Tim, 23, and Orion Araya, 20, are the two brothers behind TwO Bros. Games, recent winners of the 2BeeGames Indie Game Competition for their submission Climb to the Top of the Castle. Like Auditorium and Storm before it, the siblings' game has earned a digital distribution publishing deal through Zoo Games.

Joystiq recently exchanged emails with the Arayas about their game and what to expect from the upcoming console version:

This might seem like a silly question, considering the game's title, but, what exactly is the goal in Climb to the Top of the Castle?

The goal in the game is obviously to climb to the top of the castle and die a lot!

The game is simplistic by design, so what's its defining attribute?

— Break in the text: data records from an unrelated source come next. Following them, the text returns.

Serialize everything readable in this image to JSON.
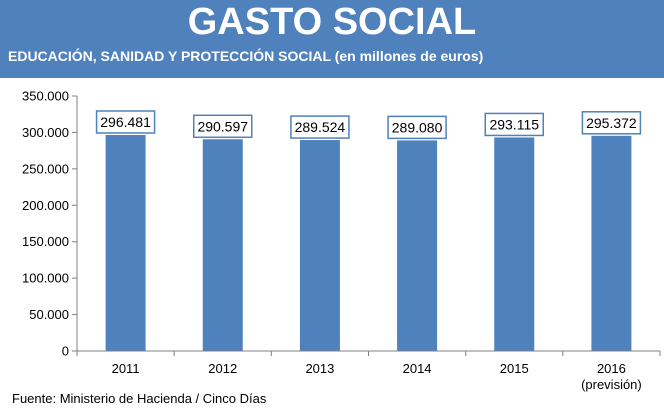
{
  "header": {
    "title": "GASTO SOCIAL",
    "subtitle": "EDUCACIÓN, SANIDAD Y PROTECCIÓN SOCIAL (en millones de euros)"
  },
  "source": "Fuente: Ministerio de Hacienda / Cinco Días",
  "colors": {
    "header_bg": "#4f81bd",
    "bar": "#4f81bd",
    "label_border": "#4f81bd"
  },
  "chart_data": {
    "type": "bar",
    "categories": [
      "2011",
      "2012",
      "2013",
      "2014",
      "2015",
      "2016"
    ],
    "category_sublabels": [
      "",
      "",
      "",
      "",
      "",
      "(previsión)"
    ],
    "values": [
      296481,
      290597,
      289524,
      289080,
      293115,
      295372
    ],
    "data_labels": [
      "296.481",
      "290.597",
      "289.524",
      "289.080",
      "293.115",
      "295.372"
    ],
    "ylim": [
      0,
      350000
    ],
    "yticks": [
      0,
      50000,
      100000,
      150000,
      200000,
      250000,
      300000,
      350000
    ],
    "ytick_labels": [
      "0",
      "50.000",
      "100.000",
      "150.000",
      "200.000",
      "250.000",
      "300.000",
      "350.000"
    ],
    "grid": false,
    "legend": "none"
  }
}
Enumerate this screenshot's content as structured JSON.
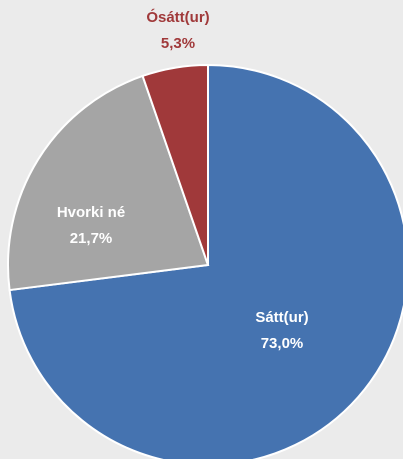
{
  "chart_data": {
    "type": "pie",
    "categories": [
      "Sátt(ur)",
      "Hvorki né",
      "Ósátt(ur)"
    ],
    "values": [
      73.0,
      21.7,
      5.3
    ],
    "value_labels": [
      "73,0%",
      "21,7%",
      "5,3%"
    ],
    "colors": [
      "#4573b0",
      "#a5a5a5",
      "#a0393a"
    ],
    "label_colors": [
      "#ffffff",
      "#ffffff",
      "#a0393a"
    ]
  }
}
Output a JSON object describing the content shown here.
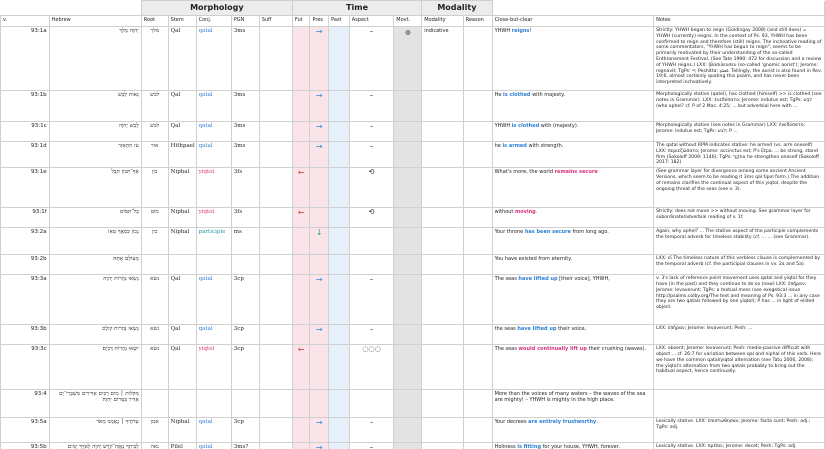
{
  "groups": {
    "morphology": "Morphology",
    "time": "Time",
    "modality": "Modality"
  },
  "headers": {
    "v": "v.",
    "hebrew": "Hebrew",
    "root": "Root",
    "stem": "Stem",
    "conj": "Conj.",
    "pgn": "PGN",
    "suff": "Suff",
    "fut": "Fut",
    "pres": "Pres",
    "past": "Past",
    "aspect": "Aspect",
    "movt": "Movt.",
    "modality": "Modality",
    "reason": "Reason",
    "close": "Close-but-clear",
    "notes": "Notes"
  },
  "rows": [
    {
      "v": "93:1a",
      "hebrew": "יְהוָה מָלָךְ",
      "root": "מלך",
      "stem": "Qal",
      "conj": "qatal",
      "conj_class": "q",
      "pgn": "3ms",
      "arrow": "→",
      "arrow_col": "pres",
      "arrow_class": "ar-r",
      "aspect": "–",
      "movt": "◍",
      "modality": "indicative",
      "close_pre": "YHWH ",
      "close_b": "reigns",
      "close_post": "!",
      "notes": "Strictly: YHWH began to reign (Goldingay 2008) (and still does) = YHWH (currently) reigns. In the context of Ps. 93, YHWH has been confirmed to reign and therefore (still) reigns. The inchoative reading of some commentators, \"YHWH has begun to reign\", seems to be primarily motivated by their understanding of the so-called Enthronement Festival. (See Tate 1990: 472 for discussion and a review of YHWH reigns.) LXX: (βασιλευσεν (so-called 'gnomic aorist'); Jerome: regnavit; TgPs: ייי; Peshitta: ܐܡܠܟ. Tellingly, the aorist is also found in Rev. 19:6, almost certainly quoting this psalm, and has never been interpreted inchoatively."
    },
    {
      "v": "93:1b",
      "hebrew": "גֵּאוּת לָבֵשׁ",
      "root": "לבשׁ",
      "stem": "Qal",
      "conj": "qatal",
      "conj_class": "q",
      "pgn": "3ms",
      "arrow": "→",
      "arrow_col": "pres",
      "arrow_class": "ar-r",
      "aspect": "–",
      "movt": "",
      "modality": "",
      "close_pre": "He ",
      "close_b": "is clothed",
      "close_post": " with majesty.",
      "notes": "Morphologically stative (qatel), has clothed (himself) >> is clothed (see notes in Grammar). LXX: ἐνεδύσατο; Jerome: indutus est; TgPs: לְבַשׁ (who aphel? cf. P of 2 Mac. 4:25; ... but adverbial here with ..."
    },
    {
      "v": "93:1c",
      "hebrew": "לָבֵשׁ יְהוָה",
      "root": "לבשׁ",
      "stem": "Qal",
      "conj": "qatal",
      "conj_class": "q",
      "pgn": "3ms",
      "arrow": "→",
      "arrow_col": "pres",
      "arrow_class": "ar-r",
      "aspect": "–",
      "movt": "",
      "modality": "",
      "close_pre": "YHWH ",
      "close_b": "is clothed",
      "close_post": " with (majesty).",
      "notes": "Morphologically stative (see notes in Grammar) LXX: ἐνεδύσατο; Jerome: indutus est; TgPs: לבש; P ..."
    },
    {
      "v": "93:1d",
      "hebrew": "עֹז הִתְאַזָּר",
      "root": "אזר",
      "stem": "Hithpael",
      "conj": "qatal",
      "conj_class": "q",
      "pgn": "3ms",
      "arrow": "→",
      "arrow_col": "pres",
      "arrow_class": "ar-r",
      "aspect": "–",
      "movt": "",
      "modality": "",
      "close_pre": "he ",
      "close_b": "is armed",
      "close_post": " with strength.",
      "notes": "The qatal without RPM indicates stative: he armed (vs. arm oneself) LXX: περιεζώσατο; Jerome: accinctus est; P's Etpa. ... be strong, stand firm (Sokoloff 2009: 1146); TgPs: אִתְקַף he strengthen oneself (Sokoloff 2017: 182)"
    },
    {
      "v": "93:1e",
      "hebrew": "אַף־תִּכּוֹן תֵּבֵל",
      "root": "כון",
      "stem": "Niphal",
      "conj": "yiqtol",
      "conj_class": "yq",
      "pgn": "3fs",
      "arrow": "←",
      "arrow_col": "fut",
      "arrow_class": "ar-l",
      "aspect": "⟲",
      "movt": "",
      "modality": "",
      "close_pre": "What's more, the world ",
      "close_b": "remains secure",
      "close_b_red": true,
      "close_post": "",
      "notes": "(See grammar layer for divergence among some ancient Ancient Versions, which seem to be reading it 3ms qal tipol form.) The addition of remains clarifies the continual aspect of this yiqtol, despite the ongoing threat of the seas (see v. 3)."
    },
    {
      "v": "93:1f",
      "hebrew": "בַּל־תִּמּוֹט׃",
      "root": "מוט",
      "stem": "Niphal",
      "conj": "yiqtol",
      "conj_class": "yq",
      "pgn": "3fs",
      "arrow": "←",
      "arrow_col": "fut",
      "arrow_class": "ar-l",
      "aspect": "⟲",
      "movt": "",
      "modality": "",
      "close_pre": "without ",
      "close_b": "moving",
      "close_b_red": true,
      "close_post": ".",
      "notes": "Strictly: does not move >> without moving. See grammar layer for subordinate/adverbial reading of v. 1f."
    },
    {
      "v": "93:2a",
      "hebrew": "נָכוֹן כִּסְאֲךָ מֵאָז",
      "root": "כון",
      "stem": "Niphal",
      "conj": "participle",
      "conj_class": "pt",
      "pgn": "ms",
      "arrow": "↓",
      "arrow_col": "pres",
      "arrow_class": "ar-d",
      "aspect": "",
      "movt": "",
      "modality": "",
      "close_pre": "Your throne ",
      "close_b": "has been secure",
      "close_post": " from long ago.",
      "notes": "Again, why aphel? ... The stative aspect of the participle complements the temporal adverb for timeless stability (cf. ... ... (see Grammar)."
    },
    {
      "v": "93:2b",
      "hebrew": "מֵעוֹלָם אָתָּה׃",
      "root": "",
      "stem": "",
      "conj": "",
      "conj_class": "",
      "pgn": "",
      "arrow": "",
      "arrow_col": "",
      "arrow_class": "",
      "aspect": "",
      "movt": "",
      "modality": "",
      "close_pre": "You have existed from eternity.",
      "close_b": "",
      "close_post": "",
      "notes": "LXX: εἶ The timeless nature of this verbless clause is complemented by the temporal adverb (cf. the participial clauses in vv. 2a and 5a)."
    },
    {
      "v": "93:3a",
      "hebrew": "נָשְׂאוּ נְהָרוֹת יְהוָה",
      "root": "נשׂא",
      "stem": "Qal",
      "conj": "qatal",
      "conj_class": "q",
      "pgn": "3cp",
      "arrow": "→",
      "arrow_col": "pres",
      "arrow_class": "ar-r",
      "aspect": "–",
      "movt": "",
      "modality": "",
      "close_pre": "The seas ",
      "close_b": "have lifted up",
      "close_post": " [their voice], YHWH,",
      "notes": "v. 3's lack of reference point movement uses qatal and yiqtol for they have (in the past) and they continue to do so (now) LXX: ἐπῆραν; Jerome: levaverunt; TgPs: a textual mess (see exegetical issue http://psalms.colby.org/The text and meaning of Ps. 93:3 ... in any case they are two qatals followed by one yiqtol); P has ... in light of elided object."
    },
    {
      "v": "93:3b",
      "hebrew": "נָשְׂאוּ נְהָרוֹת קוֹלָם",
      "root": "נשׂא",
      "stem": "Qal",
      "conj": "qatal",
      "conj_class": "q",
      "pgn": "3cp",
      "arrow": "→",
      "arrow_col": "pres",
      "arrow_class": "ar-r",
      "aspect": "–",
      "movt": "",
      "modality": "",
      "close_pre": "the seas ",
      "close_b": "have lifted up",
      "close_post": " their voice,",
      "notes": "LXX: ἐπῆραν; Jerome: levaverunt; Pesh: ..."
    },
    {
      "v": "93:3c",
      "hebrew": "יִשְׂאוּ נְהָרוֹת דָּכְיָם׃",
      "root": "נשׂא",
      "stem": "Qal",
      "conj": "yiqtol",
      "conj_class": "yq",
      "pgn": "3cp",
      "arrow": "←",
      "arrow_col": "fut",
      "arrow_class": "ar-l",
      "aspect": "◌◌◌",
      "movt": "",
      "modality": "",
      "close_pre": "The seas ",
      "close_b": "would continually lift up",
      "close_b_red": true,
      "close_post": " their crushing (waves).",
      "notes": "LXX: absent; Jerome: levaverunt; Pesh: medio-passive difficult with object ... cf. 26:7 for variation between qal and niphal of this verb. Here we have the common qatal/yiqtol alternation (see Tatu 2006, 2008); the yiqtol's alternation from two qatals probably to bring out the habitual aspect, hence continually."
    },
    {
      "v": "93:4",
      "hebrew": "מִקֹּלוֹת ׀ מַיִם רַבִּים אַדִּירִים מִשְׁבְּרֵי־יָם אַדִּיר בַּמָּרוֹם יְהוָה׃",
      "root": "",
      "stem": "",
      "conj": "",
      "conj_class": "",
      "pgn": "",
      "arrow": "",
      "arrow_col": "",
      "arrow_class": "",
      "aspect": "",
      "movt": "",
      "modality": "",
      "close_pre": "More than the voices of many waters – the waves of the sea are mighty! – YHWH is mighty in the high place.",
      "close_b": "",
      "close_post": "",
      "notes": ""
    },
    {
      "v": "93:5a",
      "hebrew": "עֵדֹתֶיךָ ׀ נֶאֶמְנוּ מְאֹד",
      "root": "אמן",
      "stem": "Niphal",
      "conj": "qatal",
      "conj_class": "q",
      "pgn": "3cp",
      "arrow": "→",
      "arrow_col": "pres",
      "arrow_class": "ar-r",
      "aspect": "–",
      "movt": "",
      "modality": "",
      "close_pre": "Your decrees ",
      "close_b": "are entirely trustworthy",
      "close_post": ".",
      "notes": "Lexically stative. LXX: ἐπιστώθησαν; Jerome: facta sunt; Pesh: adj.; TgPs: adj."
    },
    {
      "v": "93:5b",
      "hebrew": "לְבֵיתְךָ נַאֲוָה־קֹדֶשׁ יְהוָה לְאֹרֶךְ יָמִים׃",
      "root": "נאה",
      "stem": "Pilel",
      "conj": "qatal",
      "conj_class": "q",
      "pgn": "3ms?",
      "arrow": "→",
      "arrow_col": "pres",
      "arrow_class": "ar-r",
      "aspect": "–",
      "movt": "",
      "modality": "",
      "close_pre": "Holiness ",
      "close_b": "is fitting",
      "close_post": " for your house, YHWH, forever.",
      "notes": "Lexically stative. LXX: πρέπει; Jerome: decet; Pesh; TgPs: adj."
    }
  ]
}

As far as what makes the game stand out, besides the visuals, there just aren't many classic 2D-style games out there, it's kind of like with Shadow Complex: the game innovates with old ideas.

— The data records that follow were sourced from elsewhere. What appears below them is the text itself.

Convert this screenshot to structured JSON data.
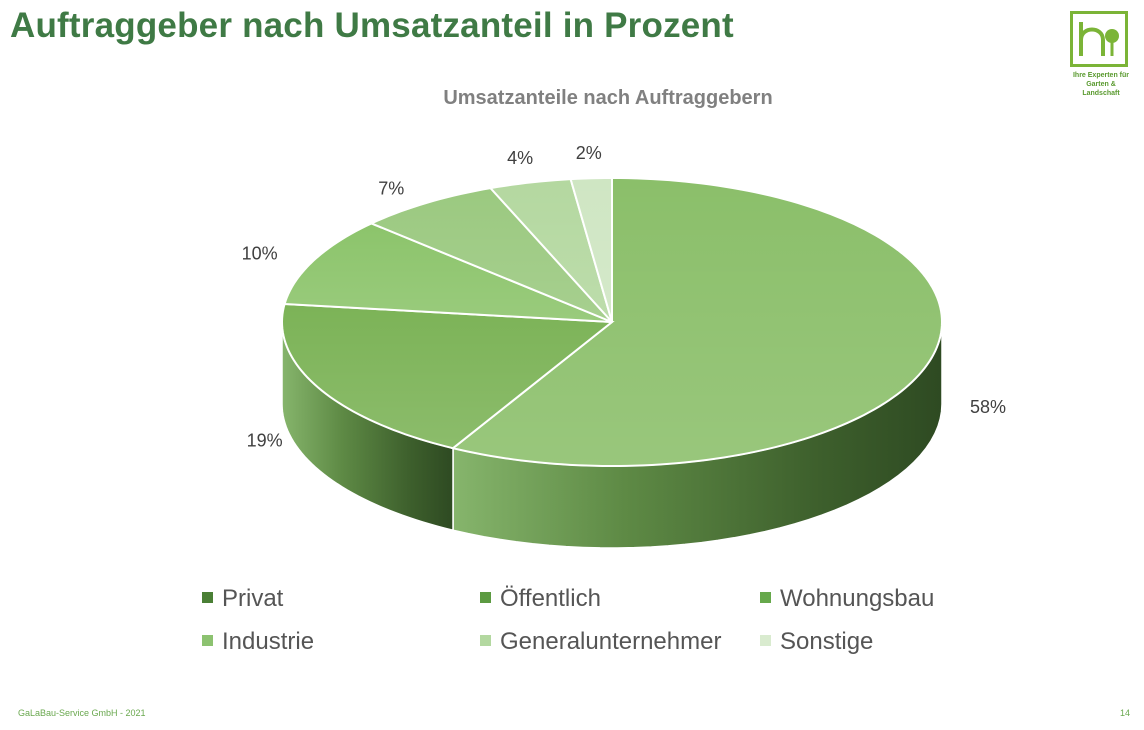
{
  "slide": {
    "title": "Auftraggeber nach Umsatzanteil in Prozent",
    "logo_line1": "Ihre Experten für",
    "logo_line2": "Garten & Landschaft",
    "footer_left": "GaLaBau-Service GmbH  -  2021",
    "page_number": "14"
  },
  "chart_data": {
    "type": "pie",
    "title": "Umsatzanteile nach Auftraggebern",
    "three_d": true,
    "legend_position": "bottom",
    "categories": [
      "Privat",
      "Öffentlich",
      "Wohnungsbau",
      "Industrie",
      "Generalunternehmer",
      "Sonstige"
    ],
    "values": [
      58,
      19,
      10,
      7,
      4,
      2
    ],
    "labels": [
      "58%",
      "19%",
      "10%",
      "7%",
      "4%",
      "2%"
    ],
    "colors": [
      "#8bbf6a",
      "#7cb357",
      "#8cc46b",
      "#9bc980",
      "#b4d8a0",
      "#cfe6c3"
    ],
    "legend_colors": [
      "#4a7f35",
      "#5c9a41",
      "#66a84b",
      "#8cc270",
      "#b3d8a0",
      "#d9ebcf"
    ]
  }
}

Name some inspirations for the game's design.

There where a lot of inspirations for Climb to the Top of the Castle. I guess the main reason was the desire to make an old-school-style platformer with a persistent goal to reach. A few games that influenced the idea were Super Mario Bros, Zelda, Braid, and Prince of Persia: Sands of Time.

As far as people we admire in the industry, you have to start with Shigeru Miramoto, also Peter Molyneux, Hideo Kojima, among others. And in indie games, Jonathan Blow is inspiring. As a whole, we think the indie game industry is pretty exciting right now.

Which brother was initially responsible for starting your work as game developers? What are each of your roles?

Tim
: I come up with all the ideas. In making this game, I came up with the concept, game design, and I designed all the levels. Basically, I tell Orion what to do.

Orion: I deal with all things technical. I really enjoy making all the art in the game, but I also do everything else: I did all the programming, graphics, sound, animation -- basically I get bossed around by Tim. We built the game with Game Maker, and other tools we used were Photoshop, Audacity, Blender, Pencil, Paper ... Some of the sounds we recorded ourselves, the rest we got from freesound.org.

What console platforms are you targeting? What changes might we see in the console version?

I think the best platform for the game would be the PS3 (thanks for nothing, 360 D-Pad!). Maybe even the PSP. One of the changes we would like to make is to respawn you when you die.

[Editor's Note: The specific release platforms have yet to be officially determined.]

What key challenges do indie developers face today? What kind of advice can you offer them?

I think it's a pretty good time to be an indie developer right now. It's important to be very creative, but not necessarily with a really crazy concept. I think something like Assassin's Creed is just as creative as something like Katamari, just in a different way.